About the Role:

At C4Scale, we are building production AI systems that actually run businesses — not demos, not prototypes, but agents that process thousands of real-world decisions every week. We are looking for an Agentic Engineer to design, build, and operate multi-agent AI systems that work reliably in production.

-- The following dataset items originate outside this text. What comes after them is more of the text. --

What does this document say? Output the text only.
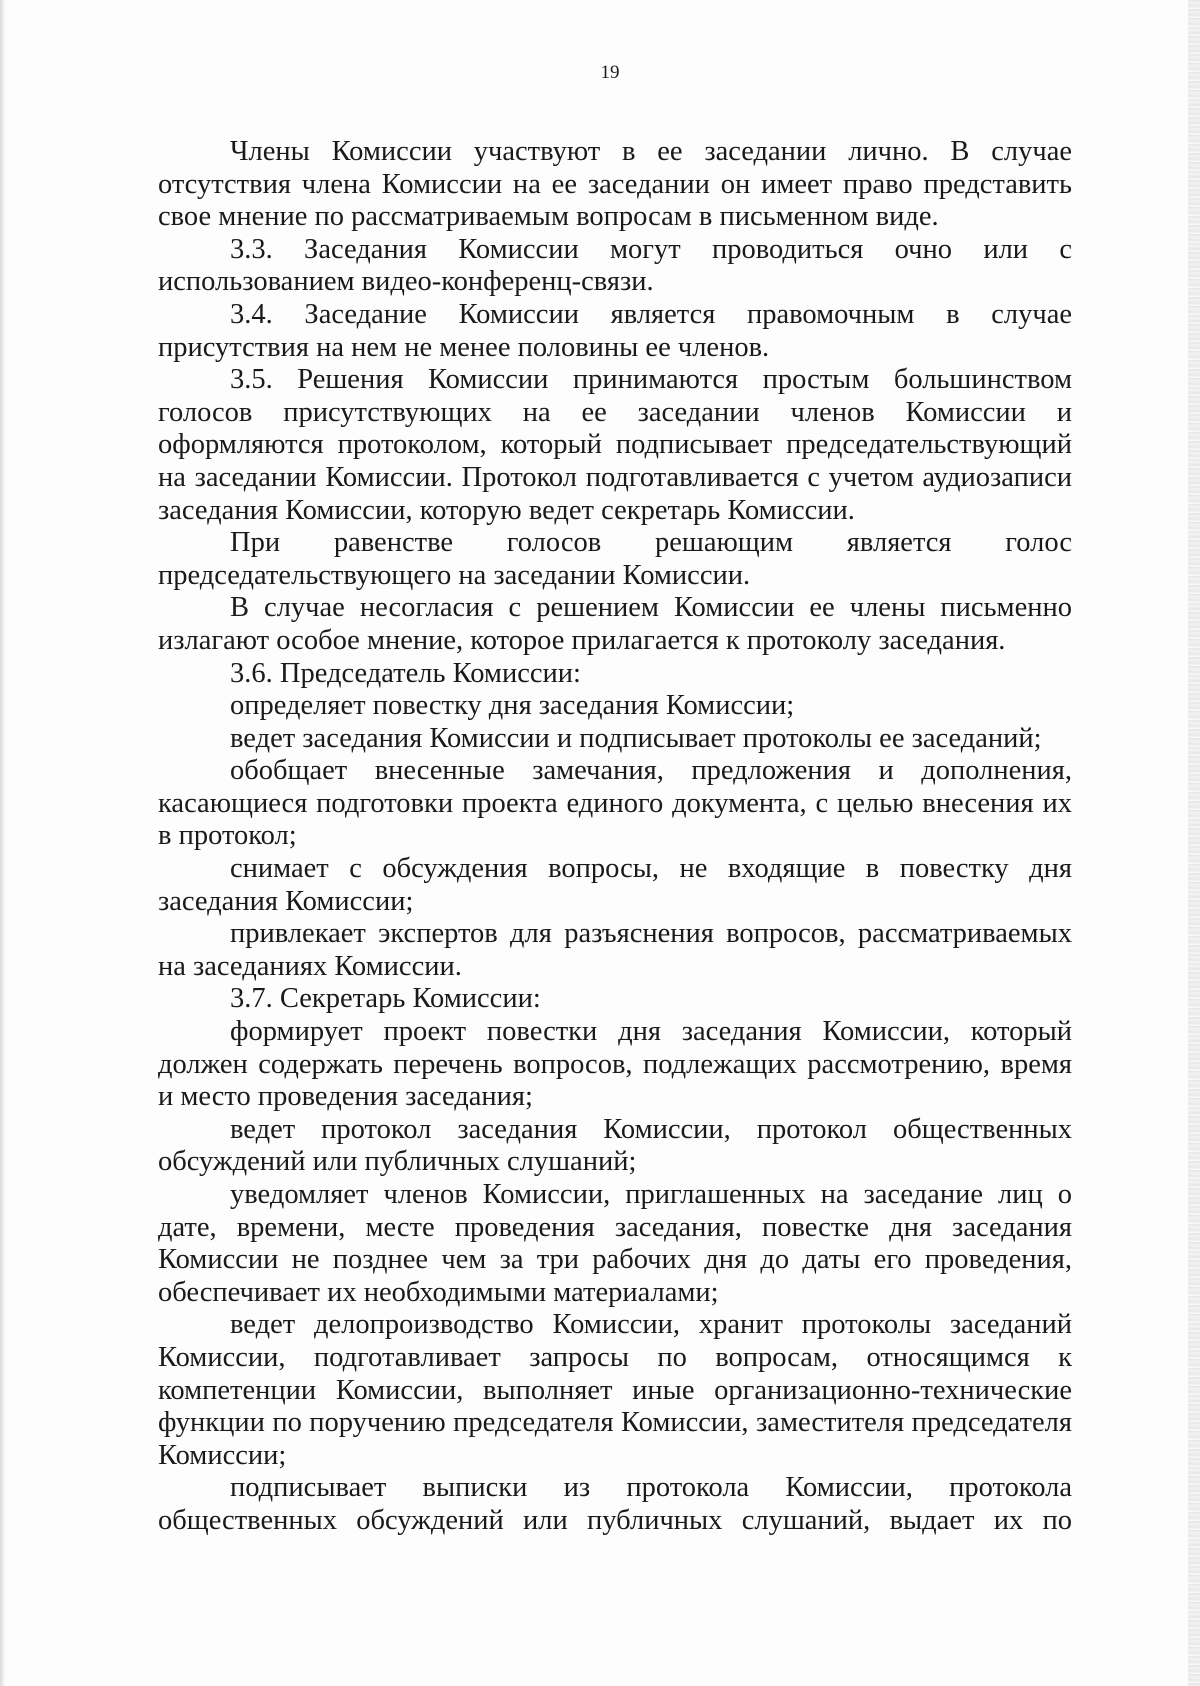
19

Члены Комиссии участвуют в ее заседании лично. В случае отсутствия члена Комиссии на ее заседании он имеет право представить свое мнение по рассматриваемым вопросам в письменном виде.

3.3. Заседания Комиссии могут проводиться очно или с использованием видео-конференц-связи.

3.4. Заседание Комиссии является правомочным в случае присутствия на нем не менее половины ее членов.

3.5. Решения Комиссии принимаются простым большинством голосов присутствующих на ее заседании членов Комиссии и оформляются протоколом, который подписывает председательствующий на заседании Комиссии. Протокол подготавливается с учетом аудиозаписи заседания Комиссии, которую ведет секретарь Комиссии.

При равенстве голосов решающим является голос председательствующего на заседании Комиссии.

В случае несогласия с решением Комиссии ее члены письменно излагают особое мнение, которое прилагается к протоколу заседания.

3.6. Председатель Комиссии:

определяет повестку дня заседания Комиссии;

ведет заседания Комиссии и подписывает протоколы ее заседаний;

обобщает внесенные замечания, предложения и дополнения, касающиеся подготовки проекта единого документа, с целью внесения их в протокол;

снимает с обсуждения вопросы, не входящие в повестку дня заседания Комиссии;

привлекает экспертов для разъяснения вопросов, рассматриваемых на заседаниях Комиссии.

3.7. Секретарь Комиссии:

формирует проект повестки дня заседания Комиссии, который должен содержать перечень вопросов, подлежащих рассмотрению, время и место проведения заседания;

ведет протокол заседания Комиссии, протокол общественных обсуждений или публичных слушаний;

уведомляет членов Комиссии, приглашенных на заседание лиц о дате, времени, месте проведения заседания, повестке дня заседания Комиссии не позднее чем за три рабочих дня до даты его проведения, обеспечивает их необходимыми материалами;

ведет делопроизводство Комиссии, хранит протоколы заседаний Комиссии, подготавливает запросы по вопросам, относящимся к компетенции Комиссии, выполняет иные организационно-технические функции по поручению председателя Комиссии, заместителя председателя Комиссии;

подписывает выписки из протокола Комиссии, протокола общественных обсуждений или публичных слушаний, выдает их по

  • You will own end-to-end delivery of agentic workflows: from prompt engineering and agent design to orchestration, evaluation, and production monitoring.
  • You will work alongside a team that has shipped 7+ production AI systems for B2B clients across fintech, logistics, oil & gas, and SaaS.
  • What You Will Do:

  • Design and build multi-agent systems using frameworks such as LangGraph, CrewAI, LangChain, or custom orchestration approaches.
  • Translate business workflows into structured agentic pipelines with clear agent roles, tool definitions, and handoff logic.
  • Implement tool-calling agents that integrate with REST APIs, databases, document systems, and external services.
  • Build human-in-the-loop workflows with escalation logic, confidence thresholds, and audit trails.
  • Design and run LLM evaluations: build eval datasets, run structured tests, measure accuracy, and track regressions.
  • Build RAG (Retrieval-Augmented Generation) pipelines with vector databases for knowledge-grounded agent responses.
  • Monitor, debug, and improve agent performance in production using tracing, logging, and structured evaluation.
  • Collaborate with backend engineers to integrate agentic workflows into production APIs and data pipelines.
  • What You Will Need:

  • 2-5 years of total software engineering experience, with at least 1 year building and shipping LLM-powered applications or agentic systems in production.
  • Hands-on experience with LangChain, LangGraph, CrewAI, AutoGen, or equivalent agentic frameworks.
  • Strong proficiency in Python; ability to write clean, testable, production-grade code.
  • Experience building RAG pipelines with vector databases such as Pinecone, ChromaDB, Qdrant, or pgvector.
  • Practical experience with prompt engineering: structured output, tool calling, few-shot prompting, chain-of-thought, and system prompt design.
  • Experience integrating LLMs via APIs from OpenAI, Anthropic, Google, or open-source models (Mistral, LLaMA, etc.).
  • Familiarity with observability tools for LLM systems: LangSmith, Langfuse, Helicone, or equivalent tracing platforms.
  • Working knowledge of REST APIs, async Python, and task queues (Celery, RQ, or similar) for orchestrating multi-step workflows.
  • Preferred Qualifications / Added Advantage:

  • Experience with LLM evaluation frameworks: building eval datasets, running structured tests, tracking prompt regressions.
  • Understanding of multi-agent coordination patterns: supervisor agents, parallel agents, sequential pipelines, and reflection loops.
  • Experience deploying agent systems on cloud infrastructure (AWS, GCP, or Azure) using Docker and CI/CD pipelines.
  • Prior experience in a client-facing or consulting environment where you shipped AI systems for external stakeholders.
  • What We Offer:

  • MacOS laptop.
  • Competitive salary and benefits package.
  • Opportunity to work directly on production AI systems used by real businesses, not internal tools or demos.
  • Collaborative and inclusive work environment.
  • Continuous learning and professional development opportunities.